The American Civil Liberties Union has launched a lawsuit against the city of Pensacola, Florida, over a recently passed ordinance which would ban all forms of panhandling.
The ACLU warned the city before the ordinance was passed that it would be direct violation of the Constitution, but after much consideration, and with the blessing of Pensacola Mayor Ashton Hayward, the Pensacola city council passed the ordinance.
Now, without intervention from the courts, all forms of panhandling would be banned within city limits. After the ordinance was passed, the council agreed to a “grace period” before implementing the policy. During this time, the ACLU is hoping to kill the ordinance before it is able to be implemented at all.
The lawsuit was lodged by the ACLU on behalf of local charity Food Not Bombs and two other individuals last Wednesday in response to the passage of the ordinance.

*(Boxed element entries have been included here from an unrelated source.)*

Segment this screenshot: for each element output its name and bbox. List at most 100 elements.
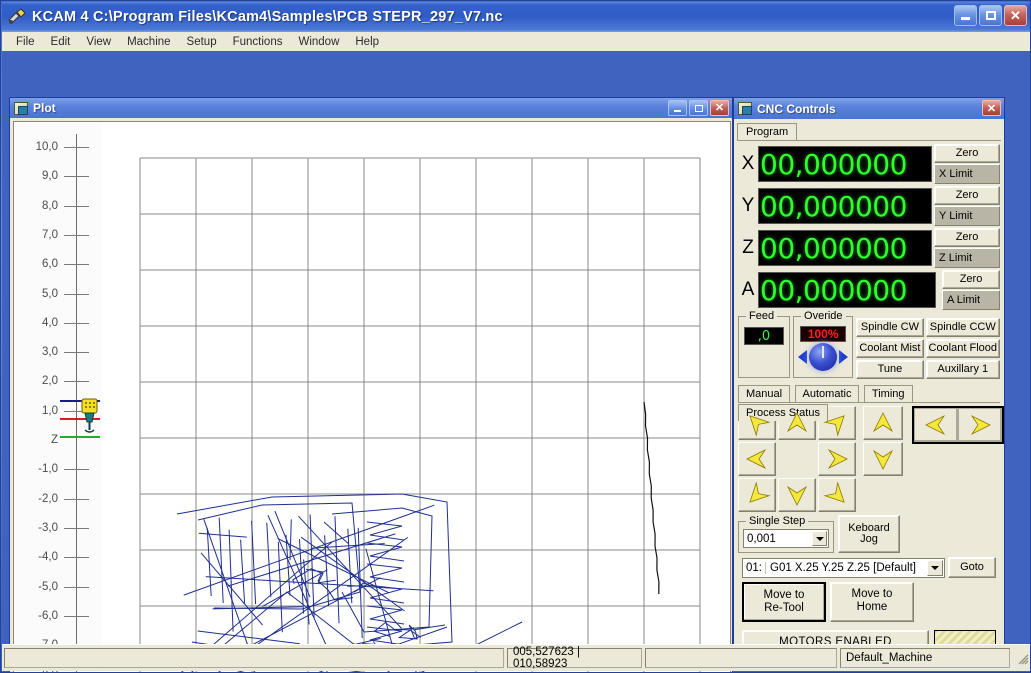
menu-item-machine[interactable]: Machine <box>119 34 178 50</box>
resize-grip-icon[interactable] <box>1015 651 1029 665</box>
z-axis-label: -2,0 <box>38 492 58 505</box>
plot-maximize-button[interactable] <box>689 100 708 116</box>
plunge-line <box>643 401 660 595</box>
chevron-glyph <box>931 565 939 570</box>
move-to-home-button[interactable]: Move to Home <box>830 582 914 623</box>
axis-buttons-x: Zero X Limit <box>934 144 1000 184</box>
chevron-down-icon[interactable] <box>927 559 943 576</box>
spindle-cw-button[interactable]: Spindle CW <box>856 318 924 337</box>
chevron-down-icon[interactable] <box>812 531 827 546</box>
jog-z-up[interactable] <box>863 406 903 440</box>
single-step-label: Single Step <box>746 515 809 527</box>
override-group: Overide 100% <box>793 310 854 378</box>
override-decrease-icon[interactable] <box>798 350 808 364</box>
cnc-close-button[interactable]: ✕ <box>982 100 1001 116</box>
jog-right[interactable] <box>818 442 856 476</box>
coolant-flood-button[interactable]: Coolant Flood <box>925 339 1000 358</box>
step-row: Single Step 0,001 Keboard Jog <box>738 515 1000 553</box>
menu-item-help[interactable]: Help <box>347 34 387 50</box>
single-step-group: Single Step 0,001 <box>738 515 834 553</box>
plot-canvas[interactable] <box>102 122 730 672</box>
menu-item-setup[interactable]: Setup <box>179 34 225 50</box>
tab-timing[interactable]: Timing <box>863 385 913 402</box>
plot-window-icon <box>14 101 28 115</box>
z-tick <box>64 322 89 324</box>
close-icon: ✕ <box>714 101 725 114</box>
z-axis-label: -4,0 <box>38 551 58 564</box>
z-axis-label: 1,0 <box>42 404 58 417</box>
axis-buttons-z: Zero Z Limit <box>934 228 1000 268</box>
keyboard-jog-button[interactable]: Keboard Jog <box>838 515 900 553</box>
z-axis-label: 9,0 <box>42 170 58 183</box>
minimize-button[interactable] <box>954 5 977 26</box>
plot-body[interactable]: 10,0 9,0 8,0 7,0 6,0 5,0 4,0 3,0 2,0 1,0 Z -1,0 -2,0… <box>13 121 731 672</box>
jog-a-cw[interactable] <box>958 408 1002 442</box>
dro-z: 00,000000 <box>758 230 932 266</box>
dro-a: 00,000000 <box>758 272 936 308</box>
z-tick <box>64 615 89 617</box>
override-increase-icon[interactable] <box>839 350 849 364</box>
dro-x: 00,000000 <box>758 146 932 182</box>
z-axis-label: 5,0 <box>42 287 58 300</box>
z-axis-label: -6,0 <box>38 609 58 622</box>
dro-z-value: 00,000000 <box>760 231 907 265</box>
z-axis-label: 10,0 <box>35 141 58 153</box>
tab-manual[interactable]: Manual <box>738 385 791 403</box>
z-tick <box>64 234 89 236</box>
z-zero-line <box>60 436 100 438</box>
z-tick <box>64 381 89 383</box>
jog-down[interactable] <box>778 478 816 512</box>
axis-buttons-a: Zero A Limit <box>942 270 1000 310</box>
auxillary-1-button[interactable]: Auxillary 1 <box>925 360 1000 379</box>
tab-automatic[interactable]: Automatic <box>794 385 860 402</box>
menu-item-file[interactable]: File <box>8 34 43 50</box>
plot-close-button[interactable]: ✕ <box>710 100 729 116</box>
zero-y-button[interactable]: Zero <box>934 186 1000 205</box>
z-tick <box>64 176 89 178</box>
jog-z-down[interactable] <box>863 442 903 476</box>
status-bar: 005,527623 | 010,58923 Default_Machine <box>2 644 1030 671</box>
status-pane-left <box>4 648 504 668</box>
zero-a-button[interactable]: Zero <box>942 270 1000 289</box>
coolant-mist-button[interactable]: Coolant Mist <box>856 339 924 358</box>
plot-minimize-button[interactable] <box>668 100 687 116</box>
menu-item-edit[interactable]: Edit <box>43 34 79 50</box>
goto-button[interactable]: Goto <box>948 557 996 578</box>
program-tab-strip: Program <box>737 122 1004 141</box>
kcam-app-icon <box>7 8 27 26</box>
single-step-combo[interactable]: 0,001 <box>743 529 829 548</box>
kcam-application-window: KCAM 4 C:\Program Files\KCam4\Samples\PC… <box>0 0 1031 673</box>
close-button[interactable]: ✕ <box>1004 5 1027 26</box>
tune-button[interactable]: Tune <box>856 360 924 379</box>
feed-label: Feed <box>746 310 778 322</box>
dro-y-value: 00,000000 <box>760 189 907 223</box>
feed-group: Feed ,0 <box>738 310 791 378</box>
override-knob[interactable] <box>809 343 838 371</box>
zero-z-button[interactable]: Zero <box>934 228 1000 247</box>
z-axis-label: -1,0 <box>38 463 58 476</box>
move-to-retool-button[interactable]: Move to Re-Tool <box>742 582 826 623</box>
z-axis-label: 8,0 <box>42 199 58 212</box>
z-tick <box>64 557 89 559</box>
gcode-preset-combo[interactable]: 01: G01 X.25 Y.25 Z.25 [Default] <box>742 557 945 578</box>
jog-a-ccw[interactable] <box>914 408 958 442</box>
z-axis-scale: 10,0 9,0 8,0 7,0 6,0 5,0 4,0 3,0 2,0 1,0 Z -1,0 -2,0… <box>14 122 102 672</box>
spindle-ccw-button[interactable]: Spindle CCW <box>925 318 1000 337</box>
a-limit-indicator: A Limit <box>942 290 1000 310</box>
jog-left[interactable] <box>738 442 776 476</box>
menu-item-functions[interactable]: Functions <box>225 34 291 50</box>
menu-bar: File Edit View Machine Setup Functions W… <box>2 32 1030 51</box>
menu-item-window[interactable]: Window <box>290 34 347 50</box>
x-limit-indicator: X Limit <box>934 164 1000 184</box>
zero-x-button[interactable]: Zero <box>934 144 1000 163</box>
feed-value: ,0 <box>757 328 771 344</box>
menu-item-view[interactable]: View <box>78 34 119 50</box>
jog-down-left[interactable] <box>738 478 776 512</box>
tab-program[interactable]: Program <box>737 123 798 141</box>
plot-title-text: Plot <box>33 101 56 115</box>
maximize-button[interactable] <box>979 5 1002 26</box>
z-axis-label: 2,0 <box>42 375 58 388</box>
z-axis-label: -5,0 <box>38 580 58 593</box>
dro-x-value: 00,000000 <box>760 147 907 181</box>
jog-down-right[interactable] <box>818 478 856 512</box>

Speaking with local paper The Pulse, ACLU of Florida northern regional director Sara Latshaw issued this statement:
“A person doesn’t lose their right to free speech or due process simply because they need help getting by, and not all problems that a city faces can be solved by law enforcement. By treating needy members of the community or charity organizations like a nuisance, the city council fails to address the needs of its citizens. Rather than violate people’s rights with a policy they knew has been repeatedly found unconstitutional, the city council should work to find viable solutions for the issue of poverty in our community.”

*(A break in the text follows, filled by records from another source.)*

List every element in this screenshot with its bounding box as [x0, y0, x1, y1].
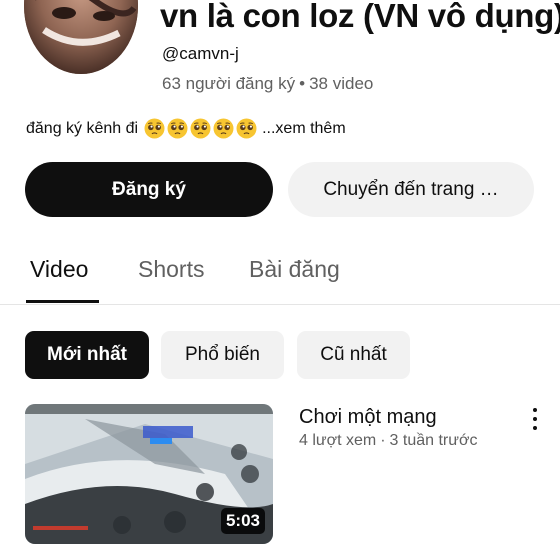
- tab-posts[interactable]: Bài đăng: [249, 256, 340, 283]
- stats-separator: •: [299, 74, 306, 93]
- more-options-icon[interactable]: [524, 406, 546, 432]
- video-thumbnail[interactable]: 5:03: [25, 404, 273, 544]
- more-link[interactable]: ...xem thêm: [262, 120, 346, 138]
- channel-handle: @camvn-j: [162, 44, 239, 63]
- chip-popular[interactable]: Phổ biến: [161, 331, 284, 379]
- tab-shorts[interactable]: Shorts: [138, 256, 204, 283]
- video-meta: 4 lượt xem · 3 tuần trước: [299, 432, 477, 450]
- goto-page-button[interactable]: Chuyển đến trang …: [288, 162, 534, 217]
- active-tab-indicator: [26, 300, 99, 303]
- description-text: đăng ký kênh đi: [26, 119, 139, 137]
- video-duration: 5:03: [220, 508, 265, 534]
- pleading-face-icon: [167, 118, 188, 139]
- meta-separator: ·: [380, 432, 386, 449]
- upload-age: 3 tuần trước: [389, 432, 478, 449]
- pleading-face-icon: [236, 118, 257, 139]
- description-emojis: [144, 118, 257, 139]
- channel-avatar[interactable]: [24, 0, 138, 74]
- kebab-dot: [533, 426, 537, 430]
- channel-description[interactable]: đăng ký kênh đi ...xem thêm: [26, 118, 346, 139]
- video-count: 38 video: [309, 74, 374, 93]
- chip-oldest[interactable]: Cũ nhất: [297, 331, 410, 379]
- subscribe-button[interactable]: Đăng ký: [25, 162, 273, 217]
- chip-newest[interactable]: Mới nhất: [25, 331, 149, 379]
- video-title[interactable]: Chơi một mạng: [299, 406, 437, 429]
- kebab-dot: [533, 408, 537, 412]
- subscriber-count: 63 người đăng ký: [162, 74, 296, 93]
- pleading-face-icon: [144, 118, 165, 139]
- channel-tabs: Video Shorts Bài đăng: [0, 240, 560, 305]
- pleading-face-icon: [213, 118, 234, 139]
- pleading-face-icon: [190, 118, 211, 139]
- view-count: 4 lượt xem: [299, 432, 377, 449]
- tab-video[interactable]: Video: [30, 256, 88, 283]
- channel-name: vn là con loz (VN vô dụng): [160, 0, 560, 34]
- channel-stats: 63 người đăng ký • 38 video: [162, 74, 373, 94]
- avatar-image: [24, 0, 138, 74]
- kebab-dot: [533, 417, 537, 421]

By barring individuals from asking for money in public areas while still allowing other forms of public speech like street preaching, the city is stepping into unconstitutional territory.
While proponents of the ordinance argue that the ban would cut down on nuisance interactions and help to elevate the city, opponents argue that the ordinance prioritizes one form of speech over another.
As the ACLU noted, similar ordinances like the one passed by the City of Pensacola have been struck down on a Constitutional basis, and they do not expect this ordinance to be any exception. Unfortunately, the city will now be spending taxpayer money and wasting valuable resources to fight back against the ACLU.
Even those who were concerned about the growing issue of homelessness and panhandling in the growing city agree that more needs to be done in the way of advocacy for and investment in the growing homeless community. Simply pushing these individuals out of the city limits does nothing to solve their problem, but simply sweeps the issue under the rug.
The first hearing for the lawsuit by the ACLU against the city is scheduled for May 30.